Studio album by Snafu
- Released: 1975
- Recorded: Summer 1975
- Studio: The Manor, Oxfordshire
- Genre: Funk rock; rhythm and blues;
- Label: Capitol
- Producer: Bob Potter; Snafu;

Snafu chronology
| Situation Normal (1974) | All Funked Up (1975) |  |

= All Funked Up =

All Funked Up is the third album by British rock/R&B band Snafu, released on Capitol in 1975.

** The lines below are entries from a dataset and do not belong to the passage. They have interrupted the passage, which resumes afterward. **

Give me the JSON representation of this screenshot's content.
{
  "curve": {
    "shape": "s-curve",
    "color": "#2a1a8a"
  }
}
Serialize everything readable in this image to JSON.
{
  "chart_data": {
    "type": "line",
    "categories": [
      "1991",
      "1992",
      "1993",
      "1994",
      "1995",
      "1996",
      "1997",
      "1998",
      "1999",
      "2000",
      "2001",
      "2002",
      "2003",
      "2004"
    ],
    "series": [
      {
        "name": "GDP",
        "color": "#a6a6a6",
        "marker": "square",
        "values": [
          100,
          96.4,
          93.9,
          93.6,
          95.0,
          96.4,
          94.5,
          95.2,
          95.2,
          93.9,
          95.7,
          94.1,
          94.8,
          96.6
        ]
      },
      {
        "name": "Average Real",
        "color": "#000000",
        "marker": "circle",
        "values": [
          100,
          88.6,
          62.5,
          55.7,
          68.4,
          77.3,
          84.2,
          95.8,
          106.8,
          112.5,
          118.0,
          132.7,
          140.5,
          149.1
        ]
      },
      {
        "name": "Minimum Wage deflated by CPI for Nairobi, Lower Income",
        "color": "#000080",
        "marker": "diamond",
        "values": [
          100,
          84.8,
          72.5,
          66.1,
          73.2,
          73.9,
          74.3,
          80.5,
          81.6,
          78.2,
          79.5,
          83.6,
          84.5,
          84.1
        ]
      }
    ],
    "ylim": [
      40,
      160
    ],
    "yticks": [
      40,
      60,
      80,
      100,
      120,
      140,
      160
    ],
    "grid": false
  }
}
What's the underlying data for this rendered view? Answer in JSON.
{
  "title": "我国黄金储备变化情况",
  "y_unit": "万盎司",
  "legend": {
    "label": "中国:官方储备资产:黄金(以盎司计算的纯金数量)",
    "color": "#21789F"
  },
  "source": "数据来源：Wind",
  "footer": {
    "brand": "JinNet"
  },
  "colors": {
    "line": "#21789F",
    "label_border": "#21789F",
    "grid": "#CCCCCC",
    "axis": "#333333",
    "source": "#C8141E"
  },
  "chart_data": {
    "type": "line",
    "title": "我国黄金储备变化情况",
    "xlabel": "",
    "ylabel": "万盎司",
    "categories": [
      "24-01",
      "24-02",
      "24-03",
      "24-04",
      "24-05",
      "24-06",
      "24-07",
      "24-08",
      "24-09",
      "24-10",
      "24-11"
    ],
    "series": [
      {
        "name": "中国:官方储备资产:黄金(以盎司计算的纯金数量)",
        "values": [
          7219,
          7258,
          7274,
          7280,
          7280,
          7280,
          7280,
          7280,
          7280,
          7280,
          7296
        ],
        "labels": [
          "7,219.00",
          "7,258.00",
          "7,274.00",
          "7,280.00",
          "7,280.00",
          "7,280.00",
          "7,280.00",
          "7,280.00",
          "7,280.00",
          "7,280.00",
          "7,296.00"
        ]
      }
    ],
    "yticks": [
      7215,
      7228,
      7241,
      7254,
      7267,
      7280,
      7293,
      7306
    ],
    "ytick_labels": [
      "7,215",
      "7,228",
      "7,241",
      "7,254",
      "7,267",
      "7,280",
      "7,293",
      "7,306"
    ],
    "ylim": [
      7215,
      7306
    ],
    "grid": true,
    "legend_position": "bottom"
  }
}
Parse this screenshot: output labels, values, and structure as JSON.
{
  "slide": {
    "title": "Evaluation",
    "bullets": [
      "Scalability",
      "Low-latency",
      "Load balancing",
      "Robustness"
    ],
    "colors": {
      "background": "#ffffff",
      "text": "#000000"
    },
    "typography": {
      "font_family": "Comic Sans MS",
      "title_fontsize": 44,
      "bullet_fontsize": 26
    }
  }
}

The band's line-up for this album included keyboardist Brian Chatton, who had previously played with the Warriors, Flaming Youth, and Jackson Heights.

Professional ratings
Review scores
| Source | Rating |
| AllMusic | Star |
| The Encyclopedia of Popular Music | Star |
| Sounds | Star |

==Critical reception==
AllMusic called the album "a notable piece of mid-'70s British rock music [that] deserves to be released for collectors and fans alike." Hi-Fi News & Record Review wrote that it "proves to be their most cohesive [album] to date."

==Track listing==

Re-released as Angel Air CD SJPCD032

Side one
| No. | Title | Writer(s) | Length |
|---|---|---|---|
| 1. | "Don't Keep Me Wondering" | Gregg Allman |  |
| 2. | "Bloodhound" | Micky Moody, Fuller |  |
| 3. | "Lock and Key" | Bobby Harrison, Micky Moody, Peter Solley |  |
| 4. | "Hard to Handle" | Otis Redding, Allen Jones, Al Bell |  |
| 5. | "Every Little Bit Hurts"" | Ed Cobb |  |

Side two
| No. | Title | Writer(s) | Length |
|---|---|---|---|
| 6. | "Turn Around"" | Brian Chatton |  |
| 7. | "Deep Water" | Micky Moody, Fuller |  |
| 8. | "Keep On Running" | Stevie Wonder |  |
| 9. | "Bar Room Tan" | Micky Moody, Fuller |  |
| 10. | "Dancing Feet" | Bobby Harrison, Brian Chatton |  |

==Personnel==
===Musicians===
- Bobby Harrison - lead vocals
- Mel Collins - saxophone
- Micky Moody - guitar
- Brian Chatton - keyboards
- Tim Hinkley - piano, organ
- Colin Gibson - bass
- Terry Popple - drums, percussion
- Liza Strike, Viola Wills - backing vocals

===Technical===
- Bob Potter - producer, engineer
- Ian Vincentini - sleeve concept
- Philip Pace - front photography
- Mixed at Island Studios, London, Summer 1975.